Saturday, 10 July 2010

I Do, I Do, I Do, I Do, I Do...

Today's dreadful, sub funk cacophony comes to you courtesy of Buddy Raye and originally appeared on one of Sunrise Records' many Hollywood Sessions song poem collections. Written by one Tommie L Spencer (who also penned the equally atrocious He's Not At Home on the same album), I Need You is pretty standard song poem drivel heightened only by Buddy's whiny monotonous delivery and the wonderfully out of tune guitar intro.

So, what can I tell you about Buddy Raye? Well, keen readers of the World's Worst Records will already know that Buddy Raye is the nom de plume for Elmer Plinger, who also recorded for other song-poem companies as Dick Kent, Dick Castle, Sonny Cash and Richard House. As Buddy Raye Elmer recorded almost exclusively for the Sunrise label, a company which put out literally hundreds of albums in the Hollywood Sessions series during the early to mid-80s and which seems to have finally shut up shop around 1988.
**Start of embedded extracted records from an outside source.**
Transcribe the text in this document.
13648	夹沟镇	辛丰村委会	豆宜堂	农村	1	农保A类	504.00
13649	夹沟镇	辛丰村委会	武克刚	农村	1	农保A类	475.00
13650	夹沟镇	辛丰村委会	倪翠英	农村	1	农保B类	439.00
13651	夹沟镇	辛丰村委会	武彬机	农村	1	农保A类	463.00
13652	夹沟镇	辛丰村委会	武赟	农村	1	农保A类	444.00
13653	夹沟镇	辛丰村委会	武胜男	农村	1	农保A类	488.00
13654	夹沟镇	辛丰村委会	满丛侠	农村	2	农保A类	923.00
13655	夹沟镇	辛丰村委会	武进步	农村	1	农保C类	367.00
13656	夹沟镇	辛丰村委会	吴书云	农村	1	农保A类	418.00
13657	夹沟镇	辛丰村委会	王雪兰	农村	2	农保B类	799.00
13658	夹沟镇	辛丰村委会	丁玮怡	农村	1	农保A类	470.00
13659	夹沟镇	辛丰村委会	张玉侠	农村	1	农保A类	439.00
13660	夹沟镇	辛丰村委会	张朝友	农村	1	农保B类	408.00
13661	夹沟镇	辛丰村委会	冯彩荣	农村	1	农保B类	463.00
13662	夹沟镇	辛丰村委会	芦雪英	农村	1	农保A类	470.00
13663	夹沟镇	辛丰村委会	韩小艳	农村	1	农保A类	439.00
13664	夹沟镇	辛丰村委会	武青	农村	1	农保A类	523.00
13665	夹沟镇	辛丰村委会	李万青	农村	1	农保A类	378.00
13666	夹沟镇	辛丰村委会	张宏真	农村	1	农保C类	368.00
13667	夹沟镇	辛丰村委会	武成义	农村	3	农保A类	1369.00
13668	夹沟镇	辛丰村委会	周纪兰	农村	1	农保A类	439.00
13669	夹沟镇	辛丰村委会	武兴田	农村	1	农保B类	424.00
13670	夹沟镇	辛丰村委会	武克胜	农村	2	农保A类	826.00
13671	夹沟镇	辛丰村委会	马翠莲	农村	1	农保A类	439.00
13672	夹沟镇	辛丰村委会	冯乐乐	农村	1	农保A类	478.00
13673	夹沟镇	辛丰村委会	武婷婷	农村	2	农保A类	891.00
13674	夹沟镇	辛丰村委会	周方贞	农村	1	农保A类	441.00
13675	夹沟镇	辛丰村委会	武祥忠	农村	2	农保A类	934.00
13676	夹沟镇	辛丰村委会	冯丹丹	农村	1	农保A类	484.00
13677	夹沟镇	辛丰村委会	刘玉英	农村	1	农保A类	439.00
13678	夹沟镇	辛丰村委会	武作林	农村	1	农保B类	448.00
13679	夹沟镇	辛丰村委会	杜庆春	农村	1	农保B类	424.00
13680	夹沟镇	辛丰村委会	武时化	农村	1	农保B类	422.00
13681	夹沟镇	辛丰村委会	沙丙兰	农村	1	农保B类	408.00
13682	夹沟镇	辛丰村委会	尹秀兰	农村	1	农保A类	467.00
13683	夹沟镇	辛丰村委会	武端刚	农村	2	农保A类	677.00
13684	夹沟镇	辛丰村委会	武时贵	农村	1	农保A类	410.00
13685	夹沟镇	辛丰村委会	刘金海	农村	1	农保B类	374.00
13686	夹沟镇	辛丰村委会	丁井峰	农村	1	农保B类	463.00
During his time at Sunrise Buddy/Elmer put his vocal cords to good use, performing on in excess of 1,000 recordings for the company - songs like the fantastically awfiul Gymnasium Girl, 10 O'clock is Boogie Time, Bringin' Back the Twistin' and a fatuous ode to Ronald Reagan titled We Have the Right Man in the White House. I haven't done the math, but I think its a safe bet that if you add all of the Buddy Raye, Dick Kent et al recordings together his output is probably even greater than that of Gene Marshall/John Muir and of song-poem warhorse Rod Rogers/Rodd Keith. Mindblowing: what it must have been like to have spent a decades-long career being forced to sing rubbish like this.